Many of you will know Simon who runs the Addenbrooke’s Medical Equipment Library. He manages an extremely busy department, probably one of the busiest in the country. Simon is a big fan of RFID asset tracking, and although the integration with e-Quip and the Harland Simon Discovery system has yielded enormous benefits he still finds that it is taking a lot of paperwork to run the library. Part of the problem is that the library staff work from paper delivery & collection lists.
Loan Delivery List
As soon as a clinician requests a device it is added to a daily loan delivery list. Depending on the urgency of the request the library staff will either immediately take the appropriate device to whoever requested it, or batch the low-priority requests together. Individual devices are then assigned to each request and then loaded onto a trolley. The librarian then goes out into the hospital to deliver the devices. As each item is delivered he or she records the name of the person that he gave the device to and the delivery time.
Eventually the librarian returns to the library and needs to create the loans that he has recorded on his route through the wards. This is quite a time-consuming process.
Loan Collection Lists
As the librarian tours the hospital delivering devices, he also collects any items that are no longer required, while recording who gave him each device, where they were and the collection time. When he returns to the library he then uses this information to close loans as appropriate.
Getting Rid of the Paper!
As of version 2.12.0 we have added Loan Delivery Lists and Loan Collection Lists to e-Quip.

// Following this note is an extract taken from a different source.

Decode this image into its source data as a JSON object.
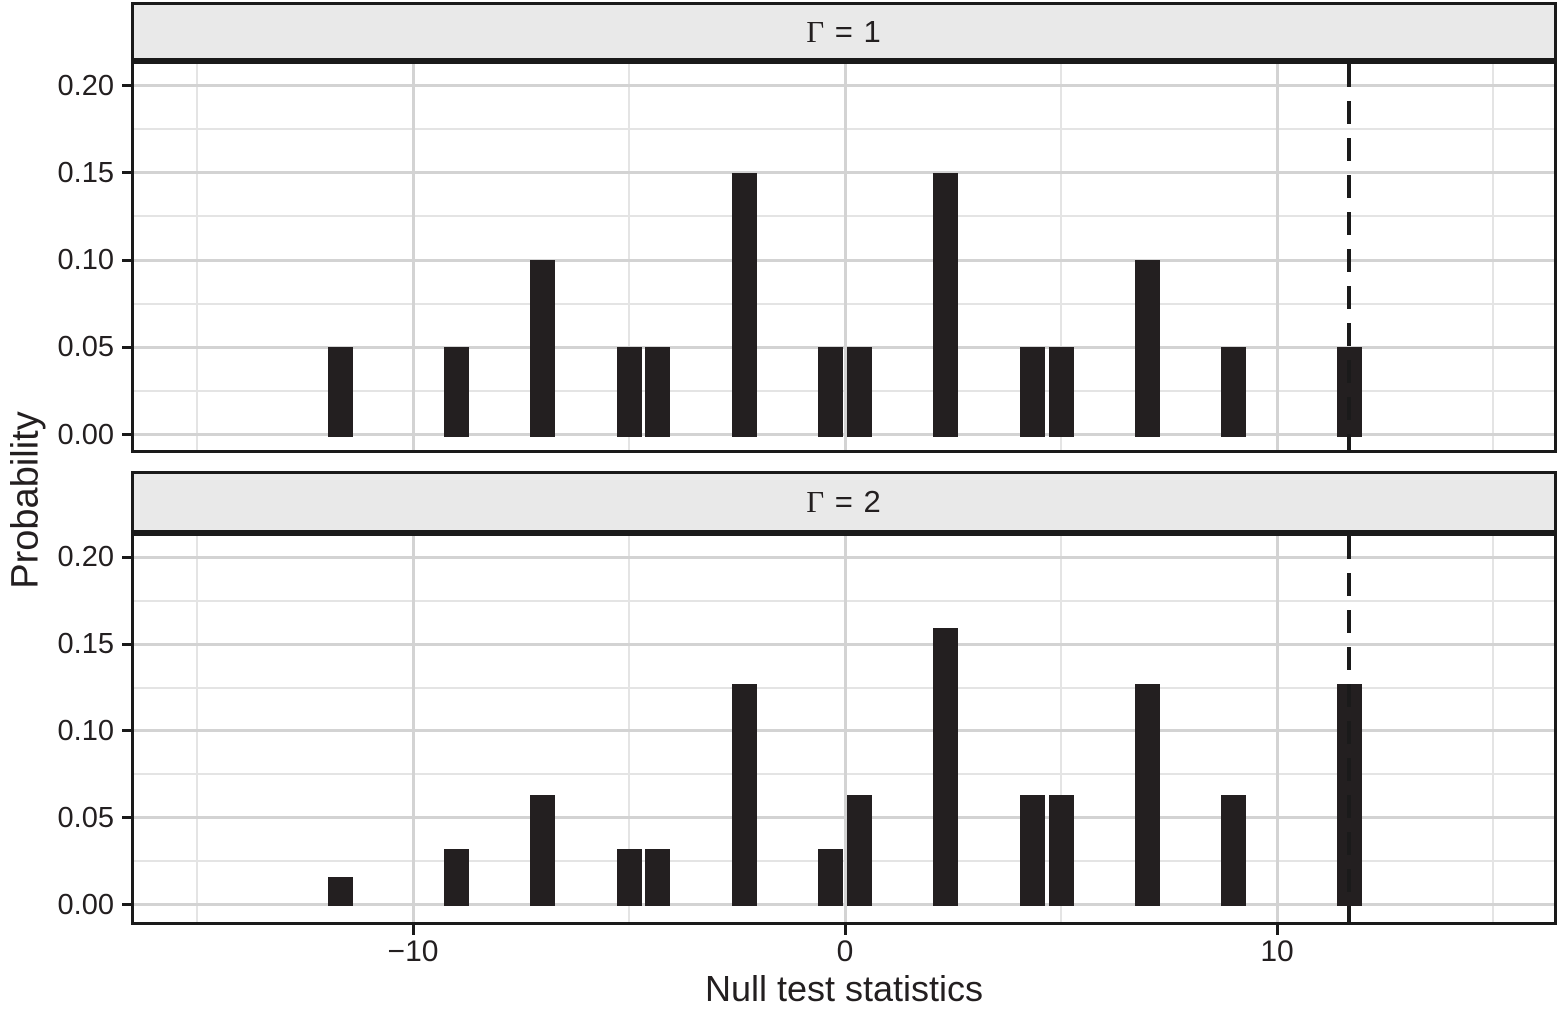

While this hasn’t completely got rid of the paperwork yet, as soon as we implement a PDA-based version of this, that will be the end of the paper trail.
The e-Quip Loan Delivery List
A librarian would create a loan delivery list to cover a given period. For busy libraries this would almost certainly be a single day, but for less busy libraries it might relate to a week. As loan requests arrive they can be added to the delivery list, recording who requested what and when.
When the librarian fetches a particular asset to satisfy a request, he simply amends the list.
Once the trolley is loaded and the devices delivered to the people that requested them, the librarian records who he handed the device to, and the delivery time. Now, on return to the library, all he needs to do is to enter this information into the delivery list: e-Quip will do the rest. The loans will be automatically created and updated to show who received the equipment and the delivery time. This is useful if you need to produce KPI’s which indicate how long it is taking you to satisfy loan requests.
Talking of loan requests; in effect the loan delivery list essentially replaces the loan request screen with an easy-to-use interface which is able to automatically create loans. Another benefit of using delivery lists rather than loan requests is that these lists allow multiple different devices to be requested, whereas loan requests do not support this.
The e-Quip Loan Collection List
The loan collection list is the logical inverse of the delivery list. A collection list is created, either for a day or week, depending on how busy the library is. As the library staff tour the hospital collection devices, all they need to record is a) the device they picked up, when they collected it and c) who and where they collected it from.
When they update the loan collection list with this information, the system automatically closes down loans, as appropriate.
Next Stop – PDA Delivery & Collection Lists
We are planning to implement loan delivery and collection lists on the PDA. When this happens (probably within the next two months), that will mean an end to loan libraries chasing paper.